Tomorrow Farah leaves home to follow in the footsteps of Paula Radcliffe to Alburquerque - home of not just hot dogs and jumping frogs but also the elite group of distance runners coached by the Cuban-born American great of the marathon, Alberto Salazar. Radcliffe has been working with Salazar in readiness for her return to the marathon following the birth of her second child. Farah intends to test the training waters in New Mexico before his next competitive outing, an indoor race over 3,000m or 5,000m at the Aviva British Grand Prix in Birmingham on February 19.

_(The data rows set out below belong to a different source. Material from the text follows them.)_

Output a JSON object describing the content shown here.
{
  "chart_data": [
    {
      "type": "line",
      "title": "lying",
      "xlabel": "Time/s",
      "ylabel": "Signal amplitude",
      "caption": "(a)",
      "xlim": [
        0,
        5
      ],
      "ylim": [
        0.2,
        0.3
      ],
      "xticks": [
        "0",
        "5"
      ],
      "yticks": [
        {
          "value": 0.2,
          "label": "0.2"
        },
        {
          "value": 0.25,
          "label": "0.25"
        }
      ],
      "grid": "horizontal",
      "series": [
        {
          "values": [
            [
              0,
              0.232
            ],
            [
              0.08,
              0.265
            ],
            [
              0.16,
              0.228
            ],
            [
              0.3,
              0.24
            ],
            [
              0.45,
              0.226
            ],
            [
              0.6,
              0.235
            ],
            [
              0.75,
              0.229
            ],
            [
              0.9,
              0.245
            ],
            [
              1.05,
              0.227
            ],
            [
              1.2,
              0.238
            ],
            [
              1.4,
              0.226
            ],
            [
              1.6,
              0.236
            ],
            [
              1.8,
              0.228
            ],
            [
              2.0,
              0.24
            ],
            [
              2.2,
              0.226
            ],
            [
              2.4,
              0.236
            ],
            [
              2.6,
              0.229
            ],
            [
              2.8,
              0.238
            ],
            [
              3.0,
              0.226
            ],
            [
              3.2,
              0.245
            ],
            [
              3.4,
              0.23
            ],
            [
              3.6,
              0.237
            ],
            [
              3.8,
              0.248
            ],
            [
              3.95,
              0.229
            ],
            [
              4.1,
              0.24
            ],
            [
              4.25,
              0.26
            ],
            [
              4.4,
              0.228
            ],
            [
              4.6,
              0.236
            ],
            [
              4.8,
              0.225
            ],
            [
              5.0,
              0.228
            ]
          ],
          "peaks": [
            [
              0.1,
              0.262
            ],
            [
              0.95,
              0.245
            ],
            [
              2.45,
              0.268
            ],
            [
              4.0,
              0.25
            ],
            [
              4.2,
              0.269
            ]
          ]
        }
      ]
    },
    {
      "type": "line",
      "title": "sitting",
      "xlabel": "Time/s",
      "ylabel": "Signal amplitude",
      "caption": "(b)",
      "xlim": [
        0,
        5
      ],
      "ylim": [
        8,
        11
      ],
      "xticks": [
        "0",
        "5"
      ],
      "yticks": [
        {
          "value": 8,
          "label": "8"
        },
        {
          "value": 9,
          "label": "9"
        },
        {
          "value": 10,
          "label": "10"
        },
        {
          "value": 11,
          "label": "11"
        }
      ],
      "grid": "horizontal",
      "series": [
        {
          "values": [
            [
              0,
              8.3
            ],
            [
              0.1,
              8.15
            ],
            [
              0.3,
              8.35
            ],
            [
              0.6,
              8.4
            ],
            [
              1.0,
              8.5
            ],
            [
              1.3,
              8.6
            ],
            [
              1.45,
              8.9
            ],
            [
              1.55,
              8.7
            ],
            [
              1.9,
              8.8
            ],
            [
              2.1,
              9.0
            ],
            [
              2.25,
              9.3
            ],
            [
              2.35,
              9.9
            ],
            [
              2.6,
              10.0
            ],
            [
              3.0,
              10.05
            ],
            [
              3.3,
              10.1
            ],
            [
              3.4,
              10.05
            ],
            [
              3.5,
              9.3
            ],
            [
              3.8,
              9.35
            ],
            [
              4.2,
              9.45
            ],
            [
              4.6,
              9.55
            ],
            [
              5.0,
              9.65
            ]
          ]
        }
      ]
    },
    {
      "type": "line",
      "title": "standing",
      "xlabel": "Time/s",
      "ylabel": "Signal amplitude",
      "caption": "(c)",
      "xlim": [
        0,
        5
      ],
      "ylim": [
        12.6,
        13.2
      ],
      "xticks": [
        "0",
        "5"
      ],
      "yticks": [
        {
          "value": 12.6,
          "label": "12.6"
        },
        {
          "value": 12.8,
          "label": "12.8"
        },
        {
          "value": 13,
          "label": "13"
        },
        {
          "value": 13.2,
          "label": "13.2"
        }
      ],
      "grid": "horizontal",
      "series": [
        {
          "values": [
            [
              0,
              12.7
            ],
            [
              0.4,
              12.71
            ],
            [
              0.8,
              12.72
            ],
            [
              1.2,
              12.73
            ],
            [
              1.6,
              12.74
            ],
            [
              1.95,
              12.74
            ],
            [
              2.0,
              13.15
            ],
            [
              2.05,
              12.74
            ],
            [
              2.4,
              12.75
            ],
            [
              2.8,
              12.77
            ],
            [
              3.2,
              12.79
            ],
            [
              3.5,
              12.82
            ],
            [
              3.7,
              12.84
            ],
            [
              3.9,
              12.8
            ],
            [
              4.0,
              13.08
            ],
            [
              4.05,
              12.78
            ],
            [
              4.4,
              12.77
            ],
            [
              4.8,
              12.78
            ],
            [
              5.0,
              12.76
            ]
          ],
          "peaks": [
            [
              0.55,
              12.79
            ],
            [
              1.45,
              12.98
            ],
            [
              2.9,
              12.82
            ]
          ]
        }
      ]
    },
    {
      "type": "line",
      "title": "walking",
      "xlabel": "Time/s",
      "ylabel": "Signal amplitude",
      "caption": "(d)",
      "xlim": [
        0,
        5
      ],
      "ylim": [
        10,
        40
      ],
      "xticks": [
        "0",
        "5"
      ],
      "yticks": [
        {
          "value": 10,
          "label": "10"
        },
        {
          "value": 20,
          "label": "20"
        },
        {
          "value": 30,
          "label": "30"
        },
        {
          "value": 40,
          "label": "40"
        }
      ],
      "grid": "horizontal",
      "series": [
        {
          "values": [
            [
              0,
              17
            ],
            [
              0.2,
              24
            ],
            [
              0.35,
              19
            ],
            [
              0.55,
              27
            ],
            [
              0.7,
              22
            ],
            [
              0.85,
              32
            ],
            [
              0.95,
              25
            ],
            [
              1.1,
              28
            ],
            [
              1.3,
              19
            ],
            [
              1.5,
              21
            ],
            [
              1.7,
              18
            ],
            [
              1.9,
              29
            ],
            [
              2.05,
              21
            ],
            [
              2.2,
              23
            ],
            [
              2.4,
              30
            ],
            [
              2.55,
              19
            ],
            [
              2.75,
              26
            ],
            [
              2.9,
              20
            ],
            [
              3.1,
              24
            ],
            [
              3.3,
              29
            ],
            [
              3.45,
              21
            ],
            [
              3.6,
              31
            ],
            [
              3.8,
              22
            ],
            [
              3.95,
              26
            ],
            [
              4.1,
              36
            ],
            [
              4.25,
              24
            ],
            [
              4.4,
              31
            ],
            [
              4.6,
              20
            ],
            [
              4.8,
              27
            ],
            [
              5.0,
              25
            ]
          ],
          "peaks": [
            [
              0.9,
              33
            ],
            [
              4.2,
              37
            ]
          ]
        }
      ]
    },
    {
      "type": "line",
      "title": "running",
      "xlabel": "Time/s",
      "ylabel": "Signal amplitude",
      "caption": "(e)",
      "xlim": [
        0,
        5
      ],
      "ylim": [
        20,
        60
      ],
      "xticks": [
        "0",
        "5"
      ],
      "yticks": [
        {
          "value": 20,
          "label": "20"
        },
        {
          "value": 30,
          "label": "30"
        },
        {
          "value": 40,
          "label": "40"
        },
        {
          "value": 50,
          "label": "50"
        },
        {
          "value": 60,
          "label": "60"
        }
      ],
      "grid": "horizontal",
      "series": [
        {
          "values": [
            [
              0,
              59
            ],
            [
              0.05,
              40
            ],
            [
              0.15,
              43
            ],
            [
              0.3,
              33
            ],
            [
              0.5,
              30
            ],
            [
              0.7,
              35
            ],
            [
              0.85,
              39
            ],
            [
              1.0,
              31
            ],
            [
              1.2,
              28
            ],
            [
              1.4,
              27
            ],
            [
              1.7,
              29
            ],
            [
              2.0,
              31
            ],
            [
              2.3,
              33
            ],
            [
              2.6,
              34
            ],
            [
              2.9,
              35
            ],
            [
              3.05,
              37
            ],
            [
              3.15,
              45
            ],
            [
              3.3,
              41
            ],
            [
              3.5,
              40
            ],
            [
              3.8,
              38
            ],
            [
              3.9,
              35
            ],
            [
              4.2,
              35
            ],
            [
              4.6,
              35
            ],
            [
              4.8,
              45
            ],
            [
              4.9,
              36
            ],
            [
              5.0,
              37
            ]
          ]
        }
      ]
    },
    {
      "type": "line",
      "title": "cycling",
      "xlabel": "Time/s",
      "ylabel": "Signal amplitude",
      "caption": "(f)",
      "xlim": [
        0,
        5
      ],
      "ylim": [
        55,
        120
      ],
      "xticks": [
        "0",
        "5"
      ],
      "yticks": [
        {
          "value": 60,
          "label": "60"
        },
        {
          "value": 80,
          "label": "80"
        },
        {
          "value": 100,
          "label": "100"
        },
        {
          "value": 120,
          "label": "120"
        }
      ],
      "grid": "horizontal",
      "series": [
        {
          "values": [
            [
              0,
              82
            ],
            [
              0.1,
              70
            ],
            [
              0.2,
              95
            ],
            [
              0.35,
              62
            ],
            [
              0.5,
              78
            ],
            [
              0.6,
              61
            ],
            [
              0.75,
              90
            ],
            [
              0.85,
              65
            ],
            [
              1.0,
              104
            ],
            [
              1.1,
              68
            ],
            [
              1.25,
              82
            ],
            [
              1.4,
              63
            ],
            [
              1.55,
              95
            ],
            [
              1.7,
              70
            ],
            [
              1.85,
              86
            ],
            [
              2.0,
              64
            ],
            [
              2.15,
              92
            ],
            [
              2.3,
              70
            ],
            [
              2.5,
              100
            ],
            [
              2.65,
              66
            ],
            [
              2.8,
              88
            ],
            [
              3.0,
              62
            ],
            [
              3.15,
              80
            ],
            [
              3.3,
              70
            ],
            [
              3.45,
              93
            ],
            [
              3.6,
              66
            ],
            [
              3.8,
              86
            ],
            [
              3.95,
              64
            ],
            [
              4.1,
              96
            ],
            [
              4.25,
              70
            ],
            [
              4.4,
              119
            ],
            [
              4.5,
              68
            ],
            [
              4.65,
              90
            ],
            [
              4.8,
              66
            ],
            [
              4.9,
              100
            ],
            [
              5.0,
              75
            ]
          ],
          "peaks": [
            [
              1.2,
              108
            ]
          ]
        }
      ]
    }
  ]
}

"Salazar's a great coach," he said. "Kenya has worked out well for me but it will be nice to try something different. I'm going to the US to check it out. Salazar's got a good group in Alburquerque. Paula goes there a lot."

Farah has yet to decide whether to defend his 3,000m title at the European Indoor Championships in Paris in March. "I'd love to have a go at retaining it," he said, "but I'll sit down and have a chat with my coach about it. the main focus this year is the World Championships in Daegu in the summer."